Scientists continue to unravel the cosmic mystery of fast radio bursts (FRBs), having pinpointed the location of a so-called “repeater” – a burst that happens again and again on an irregular schedule.
Researchers have “localized” the FRB, first detected by Canada’s CHIME telescope in 2018, to a spiral galaxy roughly half a billion light years from Earth, to a region of the galaxy where star formation is known to be prominent.
An interconnected array of eight telescopes in the European VLBI Network (EVN) observed a repeating FRB in a spiral galaxy similar to our own. This FRB is the closest one to Earth ever localized, and was found in a radically different environment than previous studies. The discovery, once again, changes researchers’ assumptions on the origins of these mysterious extragalactic events.
On June 19, 2019, eight telescopes from the EVN simultaneously observed a radio source known as FRB 180916.J0158+65. This source was originally discovered in 2018 by the CHIME telescope, which enabled the EVN team to conduct a very-high-resolution observation in the direction of FRB 180916.J0158+65. Their results were published this week in Nature.
Kendrick Smith, who pioneered much of the software that enabled the CHIME telescope to detect FRBs at an unprecedented rate, says the localization of an FRB is an important step toward solving the mystery of what causes the phenomena.
“CHIME is a new telescope created by a small team of people on a modest budget, but in the last year has become the most powerful telescope in the world for finding new FRBs,” said Smith, who holds the Daniel Family James Peebles Chair in Theoretical Physics at Perimeter. “The next frontier will be localizing FRBs to their host galaxies, to understand the physics responsible for the FRB phenomenon. By joining forces with the EVN telescope, we were able to localize a repeating FRB detected by CHIME in 2018, and hope to do the same for more repeating FRBs in the near future. In the next few years, we also plan to build small ‘outrigger’ telescopes for CHIME which will allow us to localize FRBs at a high rate.”
Zeroing in on an FRB
During five hours of observations, the EVN researchers detected four bursts, each lasting for less than two-thousandths of a second. The resolution, reached through the combination of the telescopes located across the globe, using a technique known as Very Long Baseline Interferometry (VLBI), meant that the bursts could be precisely localized to a region of approximately only seven light years across – a relatively tiny area, given the vast distance from Earth. This localization is comparable to an individual on Earth being able to distinguish a person on the moon.
“The multiple flashes that we witnessed in the first repeating FRB arose from very particular and extreme conditions inside a very tiny (dwarf) galaxy,” says Benito Marcote, from the Joint Institute for VLBI ERIC and lead author of the new study.
Because the FRB is the closest to Earth ever localized, it will allow astronomers to study these events in unparalleled detail.

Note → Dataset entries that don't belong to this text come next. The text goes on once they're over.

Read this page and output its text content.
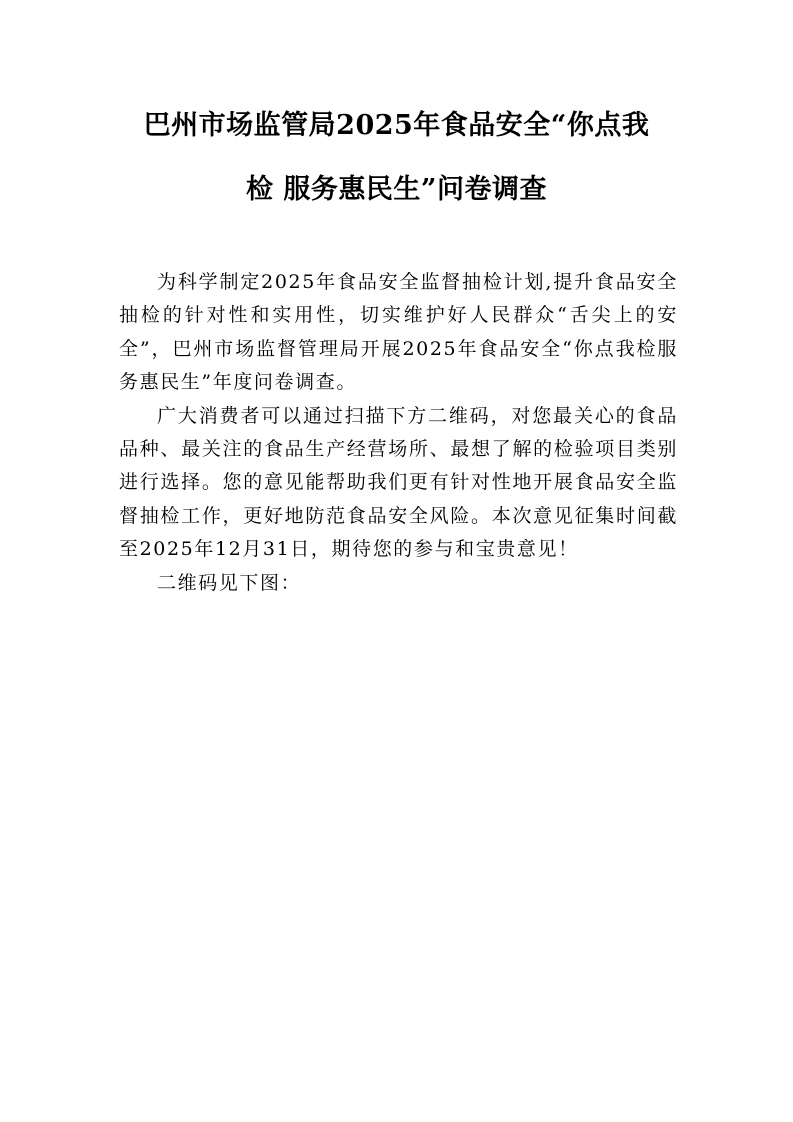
巴州市场监管局2025年食品安全“你点我
检 服务惠民生”问卷调查

为科学制定2025年食品安全监督抽检计划,提升食品安全抽检的针对性和实用性，切实维护好人民群众“舌尖上的安全”，巴州市场监督管理局开展2025年食品安全“你点我检服务惠民生”年度问卷调查。

广大消费者可以通过扫描下方二维码，对您最关心的食品品种、最关注的食品生产经营场所、最想了解的检验项目类别进行选择。您的意见能帮助我们更有针对性地开展食品安全监督抽检工作，更好地防范食品安全风险。本次意见征集时间截至2025年12月31日，期待您的参与和宝贵意见！

二维码见下图：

“We hope that continued studies will unveil the conditions that result in the production of these mysterious flashes,” said Jason Hessels, corresponding author on the study, from the Netherlands Institute for Radio Astronomy (ASTRON) and the University of Amsterdam. “Our aim is to precisely localize more FRBs and, ultimately, understand their origin.”
The discovery fits perfectly with ideas proposed by members of the CHIME/FRB team, who first detected the FRB in 2018. Perimeter researchers Kendrick Smith and Dustin Lang explain that discovery in the video below:
Since it began operation in the summer of 2018, CHIME has detected dozens of FRBs, drastically accelerating the rate of detections. CHIME’s 1,000 antennas give the telescope a large field of view, allowing it to scan large swaths of the night sky in search of the fleeting astrophysical phenomena.
The CHIME/FRB team worked closely with their colleagues in the EVN group to determine exactly where to point the eight telescopes – in locations spanning from the UK to China – to zero-in on the repeater.
About the CHIME Fast Radio Burst Collaboration
CHIME/FRB is a collaboration of over 50 scientists led by the University of British Columbia, McGill University, Perimeter Institute, the University of Toronto, and the National Research Council of Canada (NRC). The $16-million investment for CHIME was provided by the Canada Foundation for Innovation and the governments of British Columbia, Ontario, and Quebec, with additional funding from the Dunlap Institute for Astronomy and Astrophysics, the Natural Sciences and Engineering Research Council, and the Canadian Institute for Advanced Research. The telescope is located in the mountains of British Columbia’s Okanagan Valley at the NRC’s Dominion Radio Astrophysical Observatory near Penticton. CHIME is an official Square Kilometre Array (SKA) pathfinder facility.